Personalized Medicine

Personalized medicine entails a vision where biomedical data is used to generate both static individual risk profiles (through personalized genomes) and to track patients' health longitudinally using dynamic molecular and physiological data. Mass spectrometry (MS) plays a critical role in providing quantitative molecular profiles of patients over time, allowing early detection of disease and monitoring of interventions. While MS-based proteomics and metabolomics technologies capture crucial dynamic information on the molecular level, they currently lag behind sequencing-based technologies due to a lack of throughput, reproducibility and coverage.

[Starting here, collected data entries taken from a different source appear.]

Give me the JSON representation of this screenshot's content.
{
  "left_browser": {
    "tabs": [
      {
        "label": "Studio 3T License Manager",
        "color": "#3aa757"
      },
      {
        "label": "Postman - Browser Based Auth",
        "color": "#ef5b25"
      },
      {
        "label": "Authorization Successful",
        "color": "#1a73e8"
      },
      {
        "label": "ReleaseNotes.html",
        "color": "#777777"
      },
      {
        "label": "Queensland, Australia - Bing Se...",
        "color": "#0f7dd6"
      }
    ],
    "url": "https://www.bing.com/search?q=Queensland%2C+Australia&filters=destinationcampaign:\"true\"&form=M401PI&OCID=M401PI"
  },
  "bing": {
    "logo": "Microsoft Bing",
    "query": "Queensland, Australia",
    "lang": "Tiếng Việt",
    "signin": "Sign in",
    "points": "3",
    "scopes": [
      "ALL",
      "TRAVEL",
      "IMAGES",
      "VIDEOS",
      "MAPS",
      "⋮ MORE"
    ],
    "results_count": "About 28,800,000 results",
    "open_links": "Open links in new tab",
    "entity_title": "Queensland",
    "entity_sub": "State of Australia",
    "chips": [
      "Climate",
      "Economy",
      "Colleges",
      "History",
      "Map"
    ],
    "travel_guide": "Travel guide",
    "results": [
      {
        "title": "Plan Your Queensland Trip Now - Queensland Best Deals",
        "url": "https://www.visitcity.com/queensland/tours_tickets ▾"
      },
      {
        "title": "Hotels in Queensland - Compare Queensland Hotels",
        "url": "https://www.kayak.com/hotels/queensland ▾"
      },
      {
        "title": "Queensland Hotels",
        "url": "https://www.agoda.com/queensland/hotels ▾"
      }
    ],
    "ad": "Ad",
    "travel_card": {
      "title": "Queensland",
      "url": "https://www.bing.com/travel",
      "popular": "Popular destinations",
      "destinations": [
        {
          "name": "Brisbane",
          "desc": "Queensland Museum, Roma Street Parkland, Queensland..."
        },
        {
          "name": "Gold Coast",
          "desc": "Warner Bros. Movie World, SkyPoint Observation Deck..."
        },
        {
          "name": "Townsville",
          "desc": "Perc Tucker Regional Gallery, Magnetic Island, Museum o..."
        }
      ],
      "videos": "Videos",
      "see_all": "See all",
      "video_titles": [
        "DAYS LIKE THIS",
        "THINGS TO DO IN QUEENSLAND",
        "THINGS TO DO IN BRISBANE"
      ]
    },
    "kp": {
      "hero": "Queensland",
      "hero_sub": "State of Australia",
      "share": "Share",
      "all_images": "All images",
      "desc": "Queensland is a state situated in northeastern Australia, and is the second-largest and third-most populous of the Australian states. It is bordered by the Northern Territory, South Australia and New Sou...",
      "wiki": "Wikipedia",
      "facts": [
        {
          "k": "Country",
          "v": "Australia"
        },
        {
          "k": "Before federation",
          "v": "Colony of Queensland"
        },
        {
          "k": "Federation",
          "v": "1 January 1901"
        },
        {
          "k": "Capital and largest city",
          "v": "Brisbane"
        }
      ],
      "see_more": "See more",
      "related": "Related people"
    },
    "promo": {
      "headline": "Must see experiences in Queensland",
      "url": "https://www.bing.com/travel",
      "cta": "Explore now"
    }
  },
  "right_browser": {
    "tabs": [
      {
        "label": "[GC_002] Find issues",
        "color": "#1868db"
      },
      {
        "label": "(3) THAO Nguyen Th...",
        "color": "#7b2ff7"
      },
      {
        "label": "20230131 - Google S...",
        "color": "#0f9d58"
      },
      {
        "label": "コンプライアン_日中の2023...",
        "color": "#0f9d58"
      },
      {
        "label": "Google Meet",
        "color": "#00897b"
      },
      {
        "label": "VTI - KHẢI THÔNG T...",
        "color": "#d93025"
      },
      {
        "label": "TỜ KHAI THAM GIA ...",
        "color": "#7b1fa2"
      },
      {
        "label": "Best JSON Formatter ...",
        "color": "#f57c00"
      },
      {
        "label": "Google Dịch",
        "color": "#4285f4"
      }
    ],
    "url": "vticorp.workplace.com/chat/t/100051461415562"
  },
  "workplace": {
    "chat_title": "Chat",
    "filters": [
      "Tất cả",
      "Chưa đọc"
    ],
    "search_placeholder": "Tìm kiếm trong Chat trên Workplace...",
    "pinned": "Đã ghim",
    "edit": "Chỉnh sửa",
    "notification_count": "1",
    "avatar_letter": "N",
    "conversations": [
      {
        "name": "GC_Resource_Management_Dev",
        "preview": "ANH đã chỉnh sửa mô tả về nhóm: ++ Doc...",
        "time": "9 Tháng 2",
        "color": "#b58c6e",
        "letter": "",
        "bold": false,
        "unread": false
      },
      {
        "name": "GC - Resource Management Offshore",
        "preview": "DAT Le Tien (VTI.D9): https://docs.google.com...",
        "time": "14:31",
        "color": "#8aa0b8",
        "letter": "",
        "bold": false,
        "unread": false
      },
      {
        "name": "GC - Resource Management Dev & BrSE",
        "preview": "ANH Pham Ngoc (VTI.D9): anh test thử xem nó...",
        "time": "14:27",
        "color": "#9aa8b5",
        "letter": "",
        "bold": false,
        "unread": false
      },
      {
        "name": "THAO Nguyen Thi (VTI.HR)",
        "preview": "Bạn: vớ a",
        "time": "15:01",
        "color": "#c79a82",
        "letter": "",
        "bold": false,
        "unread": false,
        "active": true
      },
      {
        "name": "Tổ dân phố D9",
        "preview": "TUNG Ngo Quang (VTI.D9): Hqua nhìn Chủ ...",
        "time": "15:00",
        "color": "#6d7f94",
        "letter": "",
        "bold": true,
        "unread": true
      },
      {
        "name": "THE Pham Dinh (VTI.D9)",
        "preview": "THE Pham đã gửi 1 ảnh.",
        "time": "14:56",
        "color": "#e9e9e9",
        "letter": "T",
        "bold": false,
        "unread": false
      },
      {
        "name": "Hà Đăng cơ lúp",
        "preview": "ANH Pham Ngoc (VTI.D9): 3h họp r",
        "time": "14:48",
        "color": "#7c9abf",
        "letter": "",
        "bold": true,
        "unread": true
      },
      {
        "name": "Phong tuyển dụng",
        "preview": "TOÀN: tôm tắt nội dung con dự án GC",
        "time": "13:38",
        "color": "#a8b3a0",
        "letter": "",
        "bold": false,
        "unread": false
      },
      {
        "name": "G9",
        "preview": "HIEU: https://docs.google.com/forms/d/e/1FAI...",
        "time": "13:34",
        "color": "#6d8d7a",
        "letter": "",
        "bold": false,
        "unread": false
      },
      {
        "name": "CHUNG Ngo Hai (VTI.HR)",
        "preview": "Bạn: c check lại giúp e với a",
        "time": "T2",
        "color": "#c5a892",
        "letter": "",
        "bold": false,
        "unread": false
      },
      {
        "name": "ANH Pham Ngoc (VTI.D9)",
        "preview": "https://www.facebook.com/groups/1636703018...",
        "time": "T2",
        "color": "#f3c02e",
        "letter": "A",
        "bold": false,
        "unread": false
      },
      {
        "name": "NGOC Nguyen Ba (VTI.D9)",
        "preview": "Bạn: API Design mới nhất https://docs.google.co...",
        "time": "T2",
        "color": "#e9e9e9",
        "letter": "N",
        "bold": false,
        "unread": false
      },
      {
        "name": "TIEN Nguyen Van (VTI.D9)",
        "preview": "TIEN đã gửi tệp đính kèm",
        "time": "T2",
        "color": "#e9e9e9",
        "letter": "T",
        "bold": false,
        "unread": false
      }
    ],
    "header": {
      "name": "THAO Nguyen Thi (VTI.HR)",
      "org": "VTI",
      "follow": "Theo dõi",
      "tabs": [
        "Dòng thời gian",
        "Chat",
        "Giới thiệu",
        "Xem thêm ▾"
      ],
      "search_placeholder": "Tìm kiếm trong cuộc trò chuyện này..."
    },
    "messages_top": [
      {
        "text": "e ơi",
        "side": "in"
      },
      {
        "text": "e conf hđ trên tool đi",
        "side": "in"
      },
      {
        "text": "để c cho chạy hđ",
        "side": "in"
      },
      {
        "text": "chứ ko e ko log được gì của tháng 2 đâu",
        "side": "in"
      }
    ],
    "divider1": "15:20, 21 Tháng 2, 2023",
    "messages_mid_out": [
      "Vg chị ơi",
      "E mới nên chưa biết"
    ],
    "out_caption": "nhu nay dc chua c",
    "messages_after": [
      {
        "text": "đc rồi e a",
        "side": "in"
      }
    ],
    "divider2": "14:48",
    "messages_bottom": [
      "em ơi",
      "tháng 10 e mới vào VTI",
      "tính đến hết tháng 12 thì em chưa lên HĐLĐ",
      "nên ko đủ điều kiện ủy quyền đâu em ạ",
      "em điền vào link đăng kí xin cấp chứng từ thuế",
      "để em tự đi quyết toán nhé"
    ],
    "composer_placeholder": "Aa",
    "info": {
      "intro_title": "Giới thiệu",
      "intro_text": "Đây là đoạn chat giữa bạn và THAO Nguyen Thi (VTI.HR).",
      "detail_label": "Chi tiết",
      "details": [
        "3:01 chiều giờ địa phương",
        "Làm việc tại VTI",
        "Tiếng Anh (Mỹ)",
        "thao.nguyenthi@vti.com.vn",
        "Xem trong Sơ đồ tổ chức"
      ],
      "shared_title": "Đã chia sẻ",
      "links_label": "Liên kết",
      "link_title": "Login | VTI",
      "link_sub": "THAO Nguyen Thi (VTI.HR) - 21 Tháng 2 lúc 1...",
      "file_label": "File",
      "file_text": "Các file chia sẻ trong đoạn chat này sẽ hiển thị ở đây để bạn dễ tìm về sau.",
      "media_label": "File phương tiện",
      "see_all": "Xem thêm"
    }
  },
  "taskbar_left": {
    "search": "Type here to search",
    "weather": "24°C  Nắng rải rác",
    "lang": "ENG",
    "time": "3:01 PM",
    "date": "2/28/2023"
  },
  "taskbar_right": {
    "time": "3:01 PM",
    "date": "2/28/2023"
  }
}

Our lab works on developing high-throughput metabolomics and lipidomics methods using mass spectrometry to better understand complex biological samples. With robust instrumentation like the Bruker timsTOF Pro, our methods provide multidimensional data with mass-to-charge, retention time, fragmentation and ion mobility to facilitate the increased separation of analytes while improving our capabilities to identify them. Using our developed methods, we aim to explore various clinical landscapes (i.e., cancer, diabetes, etc.) to better understand the complexity of metabolites in the context of disease and personalized medicine.

Computational analysis

In addition to experimental mass spectrometry, our lab has a strong focus on software and computational analysis of mass spectrometric data. The software developed in our lab is capable of analyzing millions of mass spectrometric scans, identify the measured analytes and extract accurate quantitative information from this data. We collaborate with researchers and doctors around the world using our tools and algorithms, helping them to interpret mass spectrometric data or develop new ways to answer long-standing biological questions.

Next-generation mass spectrometry

We are using targeted and untargeted mass spectrometry to measure proteins and metabolites with unprecedented accuracy and throughput, allowing researchers to obtain a systems-level view of analytes in mammalian cells, tissues and blood. One promising area of research has been the development of DIA methods in mass spectrometry with we are investing for their potential to increase specificity and throughput by orders of magnitude. These methods allow us to extract biological information from complex mass spectrometric datasets and apply this information to answer questions in systems biology and personalized medicine. We are currently applying our work to study global changes in humans during the progressions of diseases as diverse as diabetes, neurological diseases, connective tissue disorders and other disorders.

“The imagination of nature is far, far greater than the imagination of man.”